The information is being incorporated into planning documents that assist managers in making decisions. For instance, recent graduate projects at Seney Refuge have quantified the efficacy of using earthen plugs in ditches to restore wetlands, and using logging treatments and prescribed fire to produce more natural landscape patterns.


Indeed, research findings underscore Corace’s assertion and suggest that management strategies, when practicable, should emulate natural phenomena to promote patterns of forest composition and structure that might not otherwise occur.


“Rather than focusing from the bird’s perspective, with the population doing so well we’re now trying to focus from the perspective of the powers that shaped the forest in the first place,” says Corace. “We’re backing up some to see what forests and wetlands here looked like before the white man arrived and get a better understanding of how natural forces have played defining roles in these ecosystems.”


Of course, after European settlement, many of those forces were stifled, and the consequences remain problematic. This summer’s spate of “megafires” in the West, for instance, is widely considered the result of longstanding fire suppression policies.


“When we simplify forests, we create the conditions for catastrophe—whether from fire, invasive species, insect infestation or disease,” says Corace.
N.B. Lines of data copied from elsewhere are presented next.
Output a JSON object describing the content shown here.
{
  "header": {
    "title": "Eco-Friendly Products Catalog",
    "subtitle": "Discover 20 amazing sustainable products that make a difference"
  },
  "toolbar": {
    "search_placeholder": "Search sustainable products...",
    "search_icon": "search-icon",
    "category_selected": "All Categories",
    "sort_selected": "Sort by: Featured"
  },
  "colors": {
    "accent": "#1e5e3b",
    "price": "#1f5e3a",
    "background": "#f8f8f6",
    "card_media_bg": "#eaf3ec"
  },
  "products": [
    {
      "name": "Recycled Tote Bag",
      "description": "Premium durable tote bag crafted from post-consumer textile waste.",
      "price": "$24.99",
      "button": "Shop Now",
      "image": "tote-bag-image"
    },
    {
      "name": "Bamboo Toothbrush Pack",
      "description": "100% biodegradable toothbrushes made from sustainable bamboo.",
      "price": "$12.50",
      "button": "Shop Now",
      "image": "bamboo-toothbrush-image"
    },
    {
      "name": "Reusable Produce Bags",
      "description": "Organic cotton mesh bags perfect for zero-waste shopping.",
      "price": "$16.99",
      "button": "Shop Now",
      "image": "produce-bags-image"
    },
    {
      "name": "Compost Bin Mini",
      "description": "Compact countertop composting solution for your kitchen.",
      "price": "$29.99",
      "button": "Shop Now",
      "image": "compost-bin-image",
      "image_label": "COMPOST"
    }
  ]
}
The concept of managing public lands in a way that more approximates nature, with all its intricate nuances, is not new. The U.S. Forest Service has been studying it for decades. But if this holistic idea is novel to the Refuge System, as Corace suggests, it is also timely given the specter of climate change. Any global warming could exacerbate the dangers associated with landscapes that have been simplified, even those simplified for the well-intentioned purpose of species recovery.


Ben Ikenson is a New Mexico-based freelance writer.